UKOG also has been offered by the Oil and Gas Authority (“OGA”) the UK onshore 14th Licensing Round (14th Round) for 200 km2 of adjacent onshore Isle of Wight acreage. The Licence contains the onshore Arreton undeveloped oil discovery.

Both P1916 and the onshore acreage contain other leads and prospects. In addition, UKOG believes there is a “missed oil pay opportunity” in the onshore acreage: a previously drilled “unrecognised” conventional oil discovery that potentially presents an opportunity for near term development and production.

Holmwood
UKOG holds a 30% interest in PEDL143, located immediately to the west of the Horse Hill licence PEDL137. PEDL143 is operated by Europa Oil & Gas (Holdings) plc and contains the undrilled Holmwood prospect. PEDL143 lies immediately to the west of UKOG’s PEDL137 Horse Hill licence.

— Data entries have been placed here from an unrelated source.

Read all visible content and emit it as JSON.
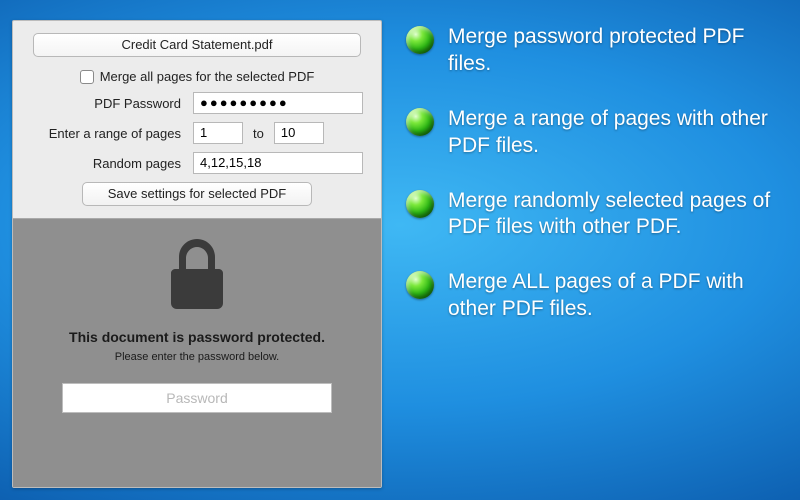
{
  "panel": {
    "file_name": "Credit Card Statement.pdf",
    "merge_all_label": "Merge all pages for the selected PDF",
    "password_label": "PDF Password",
    "password_value": "●●●●●●●●●",
    "range_label": "Enter a range of pages",
    "range_from": "1",
    "range_to_label": "to",
    "range_to": "10",
    "random_label": "Random pages",
    "random_value": "4,12,15,18",
    "save_button": "Save settings for selected PDF"
  },
  "locked": {
    "title": "This document is password protected.",
    "subtitle": "Please enter the password below.",
    "placeholder": "Password"
  },
  "features": [
    "Merge password protected PDF files.",
    "Merge a range of pages with other PDF files.",
    "Merge randomly selected pages of PDF files with other PDF.",
    "Merge ALL pages of a PDF with other PDF files."
  ]
}
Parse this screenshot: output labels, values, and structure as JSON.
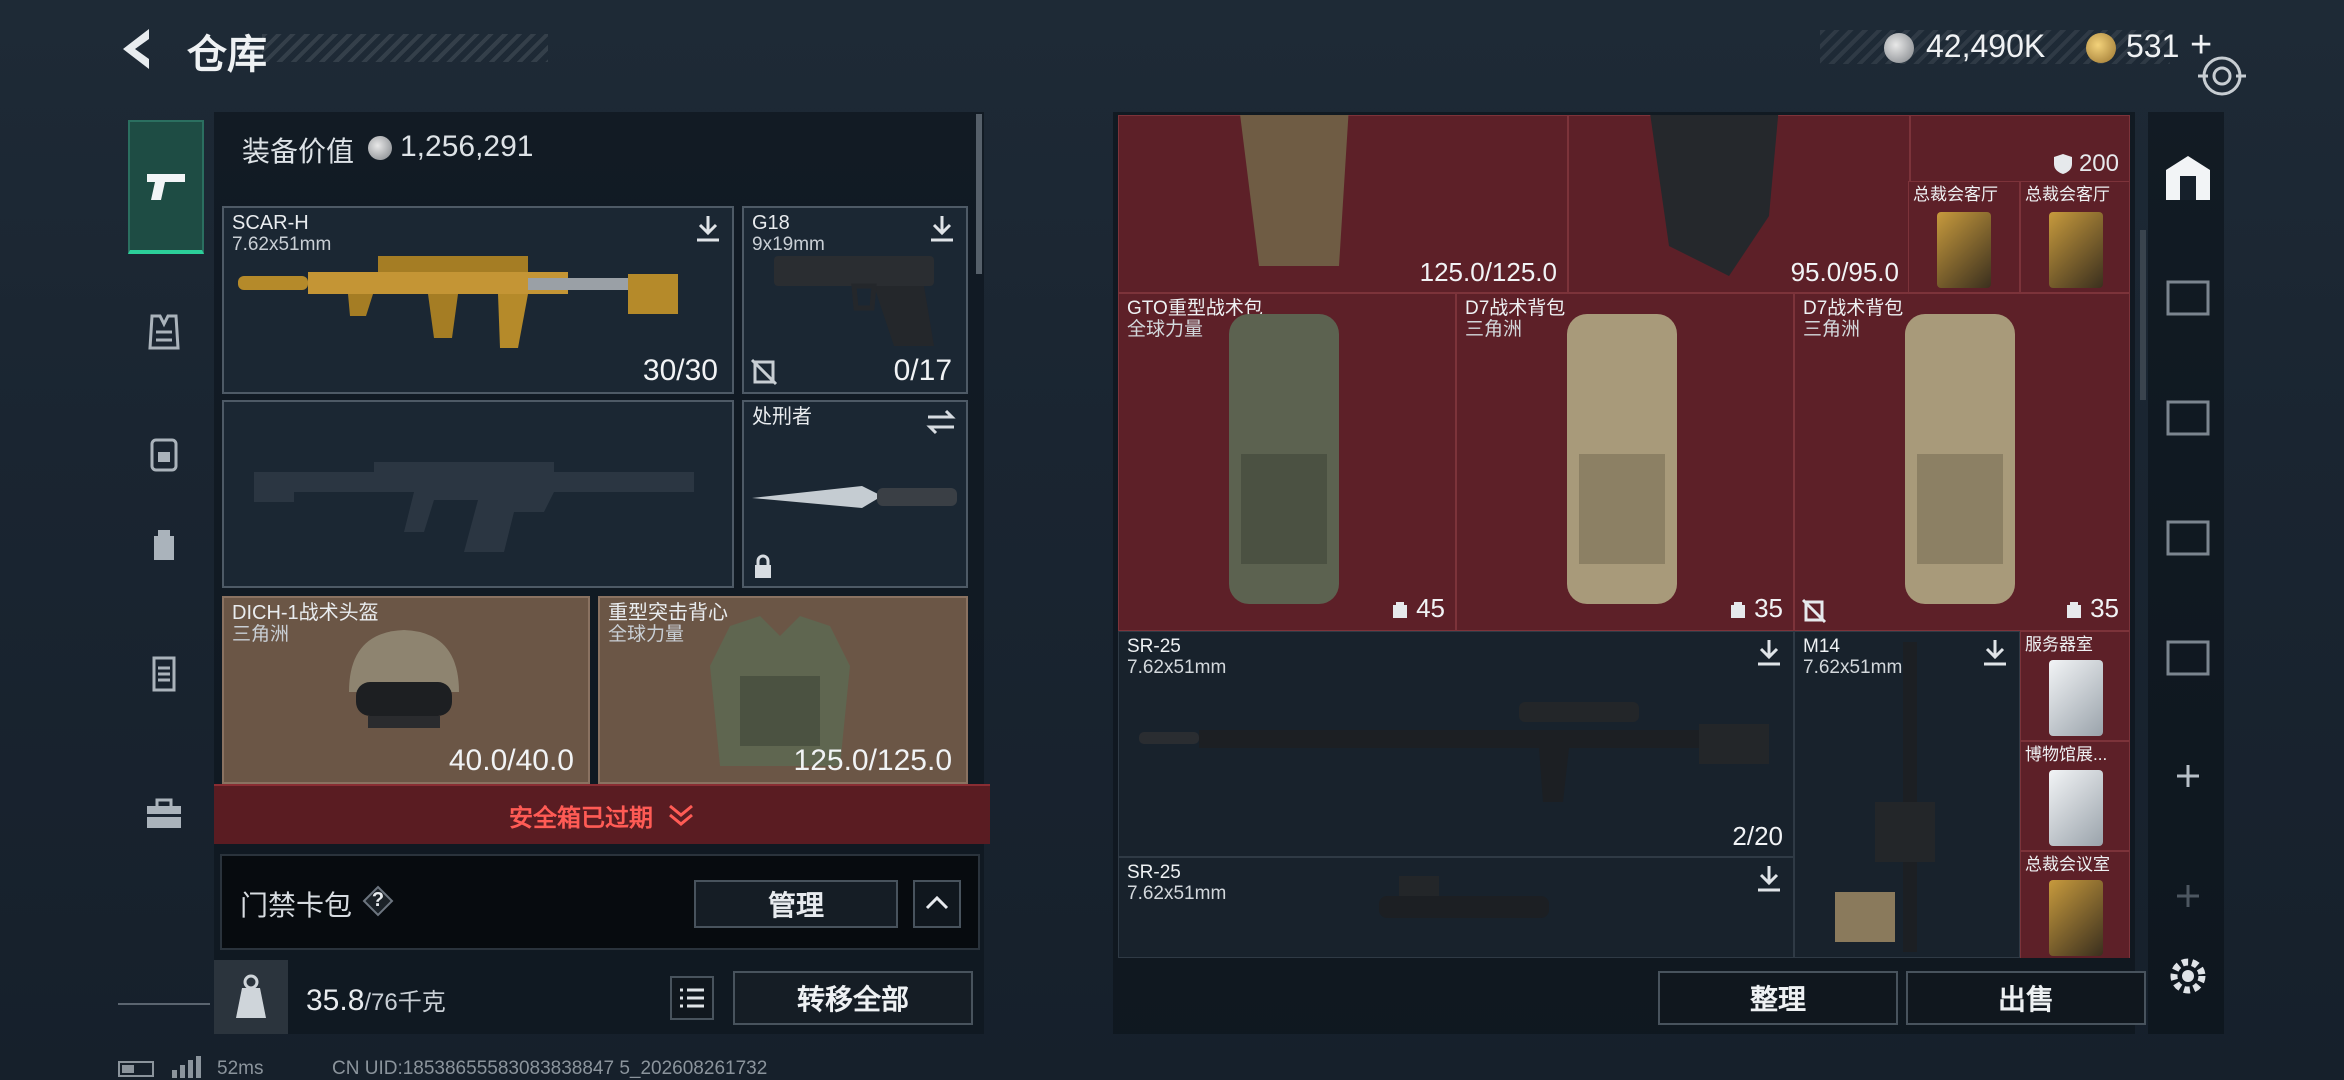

Gross mean unrisked prospective resources of 5.6 MMbbl of oil were estimated in a CPR published by Europa in June 2012. If successful, this would make Holmwood the UK’s fifth largest onshore field. Combined with a one in three chance of success, Holmwood is considered by Europa as “one of the best undrilled conventional prospects in onshore UK”.

In addition, Holmwood-1 will provide a further valuable “proof of concept” step in UKOG’s Kimmeridge tight oil play.

Broadford Bridge
UKOG holds a 100% interest in licence PEDL 234, Broadford Bridge, located in the Weald Basin.

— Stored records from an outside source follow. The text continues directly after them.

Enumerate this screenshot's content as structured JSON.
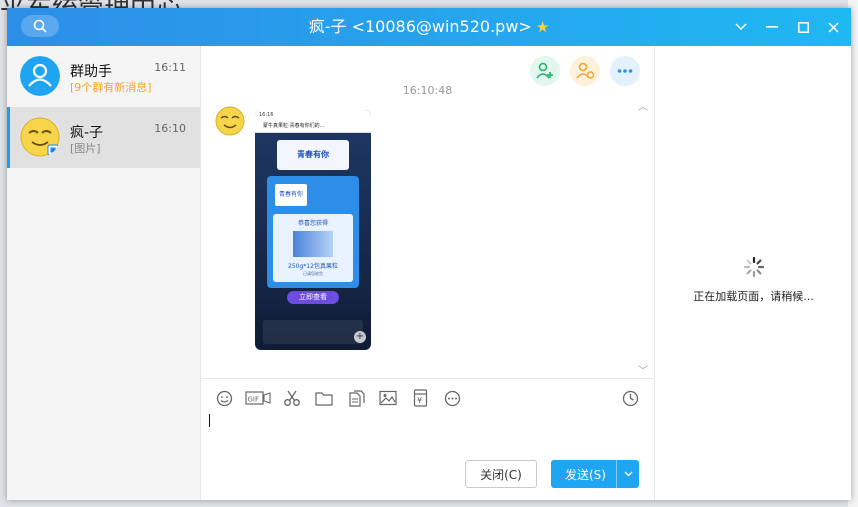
{
  "background": {
    "title_fragment": "平东统管理中心"
  },
  "window": {
    "title": "疯-子 <10086@win520.pw>",
    "title_star": "★",
    "controls": {
      "dropdown": "⌵",
      "minimize": "—",
      "maximize": "☐",
      "close": "✕"
    }
  },
  "sidebar": {
    "contacts": [
      {
        "name": "群助手",
        "time": "16:11",
        "subtitle": "[9个群有新消息]"
      },
      {
        "name": "疯-子",
        "time": "16:10",
        "subtitle": "[图片]"
      }
    ]
  },
  "chat": {
    "message_time": "16:10:48",
    "image": {
      "status_time": "16:16",
      "page_title": "蒙牛真果粒·青春有你们的...",
      "banner": "青春有你",
      "prize_title": "恭喜您获得",
      "prize_desc": "250g*12包真果粒",
      "prize_note": "已请您收货",
      "cta": "立即查看"
    },
    "toolbar": {
      "emoji": "emoji",
      "gif": "GIF",
      "scissors": "cut",
      "folder": "folder",
      "file": "file",
      "image": "image",
      "red_packet": "red-packet",
      "more": "more",
      "history": "history"
    },
    "buttons": {
      "close": "关闭(C)",
      "send": "发送(S)"
    }
  },
  "right_panel": {
    "loading_text": "正在加载页面，请稍候..."
  },
  "colors": {
    "titlebar_start": "#2d8ee8",
    "titlebar_end": "#1fb8f2",
    "send": "#1fa6f2",
    "accent": "#1d9bf0"
  }
}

On the 7th July 2017 the Environment Agency granted the necessary permits to allow UKOG to flow test the Broadford Bridge-1 well.

The Licence is situated to the south west of UKOG’s main Kimmeridge oil interests in Horse Hill (PEDL137, PEDL246) and Holmwood (PEDL143) and straddles the centre of the Weald Basin.

Previous analyses by Nutech and the Company, of wells and seismic within and immediately surrounding the Licence, strongly suggest that the Licence presents look-alike Kimmeridge Limestone oil potential to that seen at Horse Hill. The BB-1 structure is very similar in UKOG’s view to both the HH-1 oil discovery and the nearby Balcombe-1 oil discovery, following the same overall structural trends.